Cronache

"Io, sposa-schiava in Egitto. Il mio inferno di velo e botte"

Un incubo di 5 mesi, poi la fuga. Ora studia a Milano «Lui un violento ma la donna è considerata inferiore»

"Io, sposa-schiava in Egitto. Il mio inferno di velo e botte"

«Non potevo uscire da sola. Senza il velo non potevo neanche stare sul balcone. Dovevo tenere gli occhi bassi e se qualcuno mi guardava era la fine». Botte, umiliazioni, violenze. Ha vissuto come un fantasma Amina - la chiamiamo così. Cinque mesi d'inferno: tanto è durato il suo matrimonio con quell'uomo, in Egitto, suo Paese d'origine. Amina è nata in una cittadina lombarda. Una bella ragazza con gli occhi neri e pochi grilli per la testa, religiosa ma libera. Ora studia in un'università milanese ma ha sempre lavorato anche per dare una mano in famiglia. Una famiglia normale, osservante ma senza ossessioni: si fidavano di lei. «Mi sono diplomata - racconta - volevo un lavoro ma desideravo una famiglia». I genitori la spingevano in questa direzione: «Devi sposarti, sai, la gente parla». Sposarsi, magari con un egiziano. Nel corso di un viaggio in Egitto lo conobbe. Era molto giovane all'epoca: aveva 23 anni e lui 30. «Sì, ero innamorata di lui». Sembrava un ragazzo a posto: laureato, buon lavoro. Tutto normale fino al giorno delle nozze, quando tutto cambiò. Improvvisamente. In realtà qualche risposta aggressiva nei giorni precedenti l'aveva sorpresa e turbata. Ma la madre aveva sopito i dubbi: «È solo un po' teso, andrà bene vedrai». Invece è andato tutto male. Male come non poteva immaginare. Nel giorno del matrimonio fu una stretta di mano a scatenare l'inferno: una banale amichevole stretta di mano con un amico di lui appena conosciuto. «Mi ha dato una sberla che mi ha lasciato il segno sul volto». «Io ero disposta a mettere il velo e ad andare in moschea, sapevo quali condizionamenti e quale mentalità c'erano lì, ma la violenza no».

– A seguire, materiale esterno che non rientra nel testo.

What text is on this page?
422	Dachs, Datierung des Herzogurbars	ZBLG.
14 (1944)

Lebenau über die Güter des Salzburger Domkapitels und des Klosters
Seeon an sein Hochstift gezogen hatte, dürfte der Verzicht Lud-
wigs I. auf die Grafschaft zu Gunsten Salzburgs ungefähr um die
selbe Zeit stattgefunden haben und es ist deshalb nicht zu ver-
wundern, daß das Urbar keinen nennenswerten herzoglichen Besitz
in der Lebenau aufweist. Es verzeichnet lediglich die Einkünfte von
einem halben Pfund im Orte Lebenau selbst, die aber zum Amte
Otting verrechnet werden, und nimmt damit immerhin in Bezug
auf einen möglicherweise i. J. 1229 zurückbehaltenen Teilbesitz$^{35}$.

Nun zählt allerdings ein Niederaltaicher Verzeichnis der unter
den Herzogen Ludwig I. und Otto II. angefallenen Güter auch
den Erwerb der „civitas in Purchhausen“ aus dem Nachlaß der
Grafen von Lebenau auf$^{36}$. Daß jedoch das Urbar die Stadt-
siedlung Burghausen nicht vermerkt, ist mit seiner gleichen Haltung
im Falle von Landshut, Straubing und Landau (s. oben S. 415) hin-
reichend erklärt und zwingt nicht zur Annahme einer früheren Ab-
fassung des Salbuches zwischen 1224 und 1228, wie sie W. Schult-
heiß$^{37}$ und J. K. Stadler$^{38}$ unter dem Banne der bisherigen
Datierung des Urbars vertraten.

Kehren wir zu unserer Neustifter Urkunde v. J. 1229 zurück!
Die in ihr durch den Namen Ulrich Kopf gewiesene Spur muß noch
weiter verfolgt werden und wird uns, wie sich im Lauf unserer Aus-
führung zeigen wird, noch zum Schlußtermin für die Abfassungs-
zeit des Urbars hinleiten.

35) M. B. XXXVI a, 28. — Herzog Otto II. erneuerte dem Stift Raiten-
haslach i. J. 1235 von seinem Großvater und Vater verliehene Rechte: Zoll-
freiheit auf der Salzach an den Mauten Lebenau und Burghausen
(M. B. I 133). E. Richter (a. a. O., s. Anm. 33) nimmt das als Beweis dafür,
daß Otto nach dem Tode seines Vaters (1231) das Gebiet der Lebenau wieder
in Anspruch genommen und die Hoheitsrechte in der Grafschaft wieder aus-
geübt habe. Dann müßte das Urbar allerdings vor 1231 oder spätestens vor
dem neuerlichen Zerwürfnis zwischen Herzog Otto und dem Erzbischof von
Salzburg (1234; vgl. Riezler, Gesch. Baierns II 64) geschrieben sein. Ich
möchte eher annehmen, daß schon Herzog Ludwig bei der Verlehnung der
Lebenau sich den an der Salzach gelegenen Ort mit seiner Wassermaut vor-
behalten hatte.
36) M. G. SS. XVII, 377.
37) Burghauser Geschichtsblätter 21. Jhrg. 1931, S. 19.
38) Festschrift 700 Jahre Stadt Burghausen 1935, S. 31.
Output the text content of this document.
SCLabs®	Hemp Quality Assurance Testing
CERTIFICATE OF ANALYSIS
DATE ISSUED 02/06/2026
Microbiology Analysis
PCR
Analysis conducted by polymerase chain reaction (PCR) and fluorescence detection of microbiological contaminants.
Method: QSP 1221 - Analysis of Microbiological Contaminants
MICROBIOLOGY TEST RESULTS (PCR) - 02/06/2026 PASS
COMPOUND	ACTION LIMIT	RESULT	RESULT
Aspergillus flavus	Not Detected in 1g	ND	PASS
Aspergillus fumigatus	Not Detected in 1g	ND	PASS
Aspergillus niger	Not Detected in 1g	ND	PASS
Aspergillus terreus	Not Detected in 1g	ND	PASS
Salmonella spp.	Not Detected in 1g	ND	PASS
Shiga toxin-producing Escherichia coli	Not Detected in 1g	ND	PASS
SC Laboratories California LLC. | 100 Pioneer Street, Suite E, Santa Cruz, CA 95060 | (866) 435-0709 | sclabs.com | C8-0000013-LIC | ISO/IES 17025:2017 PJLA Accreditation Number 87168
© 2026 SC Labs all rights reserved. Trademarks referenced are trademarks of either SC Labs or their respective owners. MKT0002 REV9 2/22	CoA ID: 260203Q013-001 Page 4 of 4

La violenza non l'aveva messa in conto e invece era la norma. «Violenza fisica, psicologica e anche nei momenti più intimi non c'erano rapporti normale». Rapporti morbosi, gelosia patologica, controllo totale, sottomissione, non solo a lui ma alla sua famiglia. Una volta la colpì con uno schiaffo perché aveva mostrato compassione per la cognata, subissata di continui ordini. «Non potevo dire la mia, il fatto che una donna possa dire la sua è inconcepibile, incompatibile con la posizione di inferiorità in cui è relegata. Ero sola, non avevo via d'uscita». Nel corso di una breve vacanza pensata come estremo tentativo di riappacificazione, Amina ebbe un momento di stanchezza - il motivo lo avrebbe saputo dopo - e ne scaturì una discussione che finì col marito che la trascinava per i capelli davanti a tutti. Superò ogni limite. «Ero incinta, ma non lo sapevo ancora. Purtroppo ho perso il bambino». Tornò al Cairo da sola e poi al paese: ore di viaggio. Fu il padre ad accoglierla e a gestire gli accordi di separazione, dopo il ripudio che poi lui si rimangiò - sul caso fu interpellato anche un imam. Il marito accettò di lasciarla solo dopo essersi garantito le doti - contro ogni precetto religiosa - e una ulteriore somma. «Abbiamo dovuto comprare la mia libertà» racconta. Oggi Amina ha una sola paura: «Rivederlo». A parte questo, e a parte il dolore che porta con sé, va in giro a testa alta a Milano e in Italia. «È il mio Paese, mi sento libera qui». Qui avrà tempo di rifarsi una vita, ma prima vuole che si sappia cosa ha passato. «Molte donne stanno subendo la stessa violenza, alcune le conosco. Voglio che questa sofferenza serva ad aiutarle». «È importante che si conoscano storie simili - commenta l'assessore regionale Pietro Foroni (Lega), che si sta molto impegnando su questo fronte - non per andare contro qualcuno ma per aiutare chi si trova in questa situazione. La Lombardia coglie il problema, riteniamo che ci possa essere dialogo fra centri islamici e istituzioni, ma col rispetto di principi irrinunciabili. Non possiamo mettere la testa sotto la sabbia o nasconderci dietro i silenzi come sinistra e femministe. Testimonianze simili ci spingono ad affrontare il tema dei diritti della donna e della pari dignità, requisito imprescindibile senza il quale è molto difficile un dialogo.

Noi vogliamo organizzare un convegno sulla situazione della donna nelle tre religioni monoteiste, e parlare in particolare dei problemi della donna nell'islam».